Variations that do the same job

  • Knee or thigh tapping — hands rest on the legs, tapping alternately. More discreet in public.
  • Shoulder squeeze — alternate gentle squeezes instead of taps, for people who find tapping too activating.
  • Haptic tappers — devices or a phone app deliver the alternating pulses for you, with a steady tempo you set. Useful when your hands are busy, when you want a precise slow rhythm, or when a therapist assigns timed practice.

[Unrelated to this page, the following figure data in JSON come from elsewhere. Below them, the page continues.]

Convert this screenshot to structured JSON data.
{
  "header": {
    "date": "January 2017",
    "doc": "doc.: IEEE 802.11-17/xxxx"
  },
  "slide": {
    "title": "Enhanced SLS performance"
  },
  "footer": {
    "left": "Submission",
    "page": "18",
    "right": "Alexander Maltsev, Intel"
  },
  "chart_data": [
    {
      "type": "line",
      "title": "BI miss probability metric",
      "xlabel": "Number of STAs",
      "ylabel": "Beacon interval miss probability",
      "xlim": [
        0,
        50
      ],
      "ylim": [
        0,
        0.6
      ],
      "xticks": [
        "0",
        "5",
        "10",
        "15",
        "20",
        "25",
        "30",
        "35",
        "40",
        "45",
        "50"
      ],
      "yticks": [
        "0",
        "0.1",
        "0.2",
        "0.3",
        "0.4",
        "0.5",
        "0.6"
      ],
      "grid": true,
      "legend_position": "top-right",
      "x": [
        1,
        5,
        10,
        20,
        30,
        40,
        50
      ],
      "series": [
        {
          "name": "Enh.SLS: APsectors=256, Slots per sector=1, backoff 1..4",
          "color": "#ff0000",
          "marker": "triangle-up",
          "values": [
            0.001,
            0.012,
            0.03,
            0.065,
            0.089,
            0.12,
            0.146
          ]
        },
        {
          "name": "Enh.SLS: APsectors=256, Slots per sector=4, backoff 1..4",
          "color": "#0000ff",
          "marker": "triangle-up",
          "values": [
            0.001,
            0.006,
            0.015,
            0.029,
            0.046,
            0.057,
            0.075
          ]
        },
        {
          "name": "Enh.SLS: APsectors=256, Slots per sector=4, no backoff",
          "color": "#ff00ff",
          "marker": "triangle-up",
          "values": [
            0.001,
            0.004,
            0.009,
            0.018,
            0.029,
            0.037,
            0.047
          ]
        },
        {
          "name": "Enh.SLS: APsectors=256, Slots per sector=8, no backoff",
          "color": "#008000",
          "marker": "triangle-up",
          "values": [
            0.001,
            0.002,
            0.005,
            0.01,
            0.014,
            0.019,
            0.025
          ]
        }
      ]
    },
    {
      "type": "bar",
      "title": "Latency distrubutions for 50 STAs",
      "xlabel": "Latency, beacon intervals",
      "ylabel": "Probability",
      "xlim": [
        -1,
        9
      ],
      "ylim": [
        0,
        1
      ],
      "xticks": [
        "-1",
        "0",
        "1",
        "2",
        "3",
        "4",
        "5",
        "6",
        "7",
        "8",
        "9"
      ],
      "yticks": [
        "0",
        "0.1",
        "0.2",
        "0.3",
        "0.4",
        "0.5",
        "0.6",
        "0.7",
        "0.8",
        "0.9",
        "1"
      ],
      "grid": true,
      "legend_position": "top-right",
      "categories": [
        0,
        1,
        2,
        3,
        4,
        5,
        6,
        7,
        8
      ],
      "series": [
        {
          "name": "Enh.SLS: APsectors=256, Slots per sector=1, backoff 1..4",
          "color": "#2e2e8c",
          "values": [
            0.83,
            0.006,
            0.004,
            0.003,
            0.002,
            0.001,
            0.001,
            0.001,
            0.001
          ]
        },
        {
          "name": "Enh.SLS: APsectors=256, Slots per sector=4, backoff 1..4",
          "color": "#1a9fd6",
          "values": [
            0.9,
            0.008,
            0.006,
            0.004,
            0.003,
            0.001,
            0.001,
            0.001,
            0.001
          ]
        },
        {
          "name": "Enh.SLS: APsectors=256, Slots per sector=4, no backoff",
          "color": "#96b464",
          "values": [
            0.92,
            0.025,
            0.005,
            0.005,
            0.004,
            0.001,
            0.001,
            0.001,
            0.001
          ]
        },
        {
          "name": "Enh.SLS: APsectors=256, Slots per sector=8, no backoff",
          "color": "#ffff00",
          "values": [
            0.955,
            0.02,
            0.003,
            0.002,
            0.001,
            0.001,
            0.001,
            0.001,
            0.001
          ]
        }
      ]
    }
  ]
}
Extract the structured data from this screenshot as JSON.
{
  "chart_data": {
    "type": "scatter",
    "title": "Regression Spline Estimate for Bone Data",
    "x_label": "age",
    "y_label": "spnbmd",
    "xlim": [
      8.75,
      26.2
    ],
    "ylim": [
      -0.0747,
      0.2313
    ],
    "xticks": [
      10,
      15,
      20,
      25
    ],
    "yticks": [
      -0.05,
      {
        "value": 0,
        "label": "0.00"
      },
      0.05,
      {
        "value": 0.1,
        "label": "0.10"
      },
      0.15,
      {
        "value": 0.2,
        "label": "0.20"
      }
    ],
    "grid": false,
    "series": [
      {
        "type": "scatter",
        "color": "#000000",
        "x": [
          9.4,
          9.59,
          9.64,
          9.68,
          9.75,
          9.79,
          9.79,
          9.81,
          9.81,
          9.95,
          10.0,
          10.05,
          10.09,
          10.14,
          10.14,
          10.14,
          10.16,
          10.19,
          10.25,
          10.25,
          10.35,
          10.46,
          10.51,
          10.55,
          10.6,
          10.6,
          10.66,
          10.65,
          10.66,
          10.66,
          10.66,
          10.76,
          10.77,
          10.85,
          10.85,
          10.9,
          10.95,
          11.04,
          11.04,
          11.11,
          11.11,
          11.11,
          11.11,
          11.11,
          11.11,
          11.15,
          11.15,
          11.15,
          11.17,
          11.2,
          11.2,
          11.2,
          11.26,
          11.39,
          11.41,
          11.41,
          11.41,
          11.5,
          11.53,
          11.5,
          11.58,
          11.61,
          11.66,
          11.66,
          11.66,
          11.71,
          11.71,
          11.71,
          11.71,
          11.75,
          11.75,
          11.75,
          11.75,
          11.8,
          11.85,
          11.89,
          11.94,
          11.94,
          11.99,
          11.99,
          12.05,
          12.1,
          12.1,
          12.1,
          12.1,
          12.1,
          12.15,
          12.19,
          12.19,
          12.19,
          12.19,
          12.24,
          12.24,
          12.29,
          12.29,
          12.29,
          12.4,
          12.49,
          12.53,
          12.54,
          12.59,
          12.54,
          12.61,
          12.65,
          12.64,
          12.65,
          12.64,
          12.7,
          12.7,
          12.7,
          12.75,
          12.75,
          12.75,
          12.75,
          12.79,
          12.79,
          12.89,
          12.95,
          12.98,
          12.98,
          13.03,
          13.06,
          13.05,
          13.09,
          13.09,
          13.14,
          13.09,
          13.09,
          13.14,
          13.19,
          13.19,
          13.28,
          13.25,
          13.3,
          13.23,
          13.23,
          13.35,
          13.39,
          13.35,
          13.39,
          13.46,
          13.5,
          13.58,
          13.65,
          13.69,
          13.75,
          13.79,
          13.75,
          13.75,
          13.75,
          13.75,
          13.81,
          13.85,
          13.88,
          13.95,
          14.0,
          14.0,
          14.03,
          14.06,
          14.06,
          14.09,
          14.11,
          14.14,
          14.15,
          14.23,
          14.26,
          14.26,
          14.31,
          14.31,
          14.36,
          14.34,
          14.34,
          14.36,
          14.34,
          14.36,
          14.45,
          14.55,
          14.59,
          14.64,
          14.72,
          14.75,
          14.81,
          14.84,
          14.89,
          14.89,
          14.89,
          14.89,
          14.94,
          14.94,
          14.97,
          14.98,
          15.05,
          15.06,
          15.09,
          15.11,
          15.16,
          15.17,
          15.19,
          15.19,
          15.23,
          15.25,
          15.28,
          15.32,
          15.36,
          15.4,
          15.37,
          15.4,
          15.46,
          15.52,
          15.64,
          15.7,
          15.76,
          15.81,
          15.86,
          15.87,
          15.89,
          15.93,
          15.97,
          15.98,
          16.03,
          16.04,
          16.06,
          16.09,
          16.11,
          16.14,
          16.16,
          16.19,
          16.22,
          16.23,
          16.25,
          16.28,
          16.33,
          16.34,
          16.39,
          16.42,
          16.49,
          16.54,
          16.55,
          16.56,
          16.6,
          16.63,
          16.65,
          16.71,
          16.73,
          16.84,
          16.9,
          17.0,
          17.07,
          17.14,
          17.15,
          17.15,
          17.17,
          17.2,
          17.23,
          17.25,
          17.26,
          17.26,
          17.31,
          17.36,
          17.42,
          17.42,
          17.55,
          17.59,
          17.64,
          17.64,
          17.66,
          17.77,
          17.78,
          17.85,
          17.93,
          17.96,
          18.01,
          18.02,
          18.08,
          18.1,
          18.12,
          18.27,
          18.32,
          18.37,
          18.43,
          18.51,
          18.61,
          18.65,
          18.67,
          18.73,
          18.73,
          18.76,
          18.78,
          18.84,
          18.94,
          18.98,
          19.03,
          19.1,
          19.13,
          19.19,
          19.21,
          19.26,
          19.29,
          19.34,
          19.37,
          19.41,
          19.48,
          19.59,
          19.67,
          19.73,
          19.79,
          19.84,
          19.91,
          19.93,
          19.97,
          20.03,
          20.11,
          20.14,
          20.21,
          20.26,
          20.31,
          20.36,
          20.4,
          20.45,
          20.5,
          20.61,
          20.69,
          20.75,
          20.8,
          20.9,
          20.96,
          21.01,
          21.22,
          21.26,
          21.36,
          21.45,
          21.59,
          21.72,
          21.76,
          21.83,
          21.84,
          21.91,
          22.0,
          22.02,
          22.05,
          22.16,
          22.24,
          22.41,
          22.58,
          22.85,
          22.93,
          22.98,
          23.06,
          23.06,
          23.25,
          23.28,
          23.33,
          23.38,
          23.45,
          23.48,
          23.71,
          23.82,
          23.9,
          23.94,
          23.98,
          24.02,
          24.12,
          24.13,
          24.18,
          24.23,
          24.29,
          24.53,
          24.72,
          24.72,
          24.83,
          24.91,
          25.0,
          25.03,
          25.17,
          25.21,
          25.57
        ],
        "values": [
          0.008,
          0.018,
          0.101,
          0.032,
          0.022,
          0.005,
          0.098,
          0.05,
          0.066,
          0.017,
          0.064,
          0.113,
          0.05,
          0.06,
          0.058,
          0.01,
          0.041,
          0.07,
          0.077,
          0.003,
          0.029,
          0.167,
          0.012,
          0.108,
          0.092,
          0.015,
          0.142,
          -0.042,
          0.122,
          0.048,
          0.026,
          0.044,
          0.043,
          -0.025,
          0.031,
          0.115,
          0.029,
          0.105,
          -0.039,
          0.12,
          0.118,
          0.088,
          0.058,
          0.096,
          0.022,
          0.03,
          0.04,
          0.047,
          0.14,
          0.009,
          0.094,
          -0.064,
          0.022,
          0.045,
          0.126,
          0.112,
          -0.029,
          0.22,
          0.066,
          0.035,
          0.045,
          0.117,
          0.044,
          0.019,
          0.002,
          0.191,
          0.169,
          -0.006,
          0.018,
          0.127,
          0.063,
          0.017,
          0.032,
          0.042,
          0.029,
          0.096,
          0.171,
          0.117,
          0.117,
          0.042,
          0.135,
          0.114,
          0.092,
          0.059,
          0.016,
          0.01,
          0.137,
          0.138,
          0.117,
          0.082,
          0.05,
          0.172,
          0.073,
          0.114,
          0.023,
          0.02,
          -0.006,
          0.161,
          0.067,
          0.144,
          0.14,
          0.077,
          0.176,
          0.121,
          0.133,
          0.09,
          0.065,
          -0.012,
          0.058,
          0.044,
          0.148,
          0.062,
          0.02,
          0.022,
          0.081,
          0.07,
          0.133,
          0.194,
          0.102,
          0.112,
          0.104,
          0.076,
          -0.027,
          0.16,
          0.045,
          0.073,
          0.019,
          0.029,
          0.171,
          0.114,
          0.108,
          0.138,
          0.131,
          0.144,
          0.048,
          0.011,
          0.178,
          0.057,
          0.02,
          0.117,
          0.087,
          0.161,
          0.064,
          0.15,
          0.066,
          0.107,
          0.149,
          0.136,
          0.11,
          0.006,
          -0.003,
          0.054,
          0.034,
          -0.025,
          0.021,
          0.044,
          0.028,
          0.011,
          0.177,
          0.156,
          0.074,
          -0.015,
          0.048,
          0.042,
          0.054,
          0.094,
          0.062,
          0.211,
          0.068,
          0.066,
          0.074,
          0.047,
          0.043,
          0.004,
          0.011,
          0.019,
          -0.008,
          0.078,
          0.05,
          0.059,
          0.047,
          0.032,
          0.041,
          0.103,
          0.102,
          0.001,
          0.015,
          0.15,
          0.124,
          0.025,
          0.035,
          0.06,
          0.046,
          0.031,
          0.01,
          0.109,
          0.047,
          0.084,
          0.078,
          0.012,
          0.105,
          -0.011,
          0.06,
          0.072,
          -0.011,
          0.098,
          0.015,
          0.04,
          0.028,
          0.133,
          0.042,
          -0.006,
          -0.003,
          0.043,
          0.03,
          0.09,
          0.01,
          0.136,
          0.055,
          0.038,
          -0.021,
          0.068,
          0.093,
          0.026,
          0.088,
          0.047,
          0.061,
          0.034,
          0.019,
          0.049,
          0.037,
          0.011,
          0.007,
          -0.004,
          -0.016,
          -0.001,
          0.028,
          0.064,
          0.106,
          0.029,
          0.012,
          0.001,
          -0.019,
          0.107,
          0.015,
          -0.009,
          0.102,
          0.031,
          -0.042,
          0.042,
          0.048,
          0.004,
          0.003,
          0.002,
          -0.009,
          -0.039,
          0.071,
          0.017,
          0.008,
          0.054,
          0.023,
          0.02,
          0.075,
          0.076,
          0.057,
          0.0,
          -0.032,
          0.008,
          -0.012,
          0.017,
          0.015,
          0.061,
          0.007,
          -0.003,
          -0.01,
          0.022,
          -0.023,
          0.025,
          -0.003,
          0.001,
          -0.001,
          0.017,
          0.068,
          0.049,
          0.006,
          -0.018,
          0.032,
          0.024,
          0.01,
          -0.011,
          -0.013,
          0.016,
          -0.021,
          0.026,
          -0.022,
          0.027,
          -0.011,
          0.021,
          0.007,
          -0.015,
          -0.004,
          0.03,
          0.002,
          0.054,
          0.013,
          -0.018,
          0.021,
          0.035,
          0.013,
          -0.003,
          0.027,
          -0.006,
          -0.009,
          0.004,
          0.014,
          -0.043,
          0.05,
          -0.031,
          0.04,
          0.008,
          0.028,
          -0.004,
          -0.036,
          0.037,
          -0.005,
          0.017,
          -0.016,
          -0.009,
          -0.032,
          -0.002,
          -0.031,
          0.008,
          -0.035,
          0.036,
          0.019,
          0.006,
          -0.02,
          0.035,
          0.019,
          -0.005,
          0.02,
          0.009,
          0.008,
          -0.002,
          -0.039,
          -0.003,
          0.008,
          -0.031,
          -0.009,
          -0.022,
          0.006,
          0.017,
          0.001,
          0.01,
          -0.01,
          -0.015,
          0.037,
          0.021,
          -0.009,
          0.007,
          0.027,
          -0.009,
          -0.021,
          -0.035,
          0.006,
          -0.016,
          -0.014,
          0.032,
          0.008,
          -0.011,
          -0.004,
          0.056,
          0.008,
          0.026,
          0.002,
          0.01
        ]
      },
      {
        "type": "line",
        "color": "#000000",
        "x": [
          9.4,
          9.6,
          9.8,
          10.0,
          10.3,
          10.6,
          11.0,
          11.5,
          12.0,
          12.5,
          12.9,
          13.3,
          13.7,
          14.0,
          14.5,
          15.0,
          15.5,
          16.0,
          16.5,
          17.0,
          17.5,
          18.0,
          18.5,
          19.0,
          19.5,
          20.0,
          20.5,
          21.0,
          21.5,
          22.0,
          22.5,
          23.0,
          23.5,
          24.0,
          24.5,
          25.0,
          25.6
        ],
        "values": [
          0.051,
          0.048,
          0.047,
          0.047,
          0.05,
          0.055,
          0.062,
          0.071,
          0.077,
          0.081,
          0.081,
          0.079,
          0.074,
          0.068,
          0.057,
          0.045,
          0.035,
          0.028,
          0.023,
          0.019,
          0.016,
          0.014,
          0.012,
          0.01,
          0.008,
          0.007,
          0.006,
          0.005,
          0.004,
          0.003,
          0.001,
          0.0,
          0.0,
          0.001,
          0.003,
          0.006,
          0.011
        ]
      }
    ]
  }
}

TheraJoy does this with Joy-Con controllers or on the phone itself, with slow resourcing presets built in.

A steady rhythm, without counting taps

TheraJoy delivers slow, even bilateral stimulation with resourcing presets — on your iPhone or through Joy-Cons — so you can focus on settling, not on tapping.

Download on the App Store

Frequently asked questions

Is the butterfly hug the same as EMDR?

No — it is one self-administered form of bilateral stimulation used within EMDR and on its own for calming. EMDR is a full clinician-delivered therapy.

Fast or slow?

Slow, for self-soothing. Faster stimulation is generally reserved for in-session reprocessing guided by a clinician.

How long?

30 seconds to a few minutes, then pause and check in. Follow your therapist's guidance if they gave you specific instructions.

What if it makes me feel worse?

Stop, ground yourself another way, and tell your therapist — that reaction is useful information, not a failure.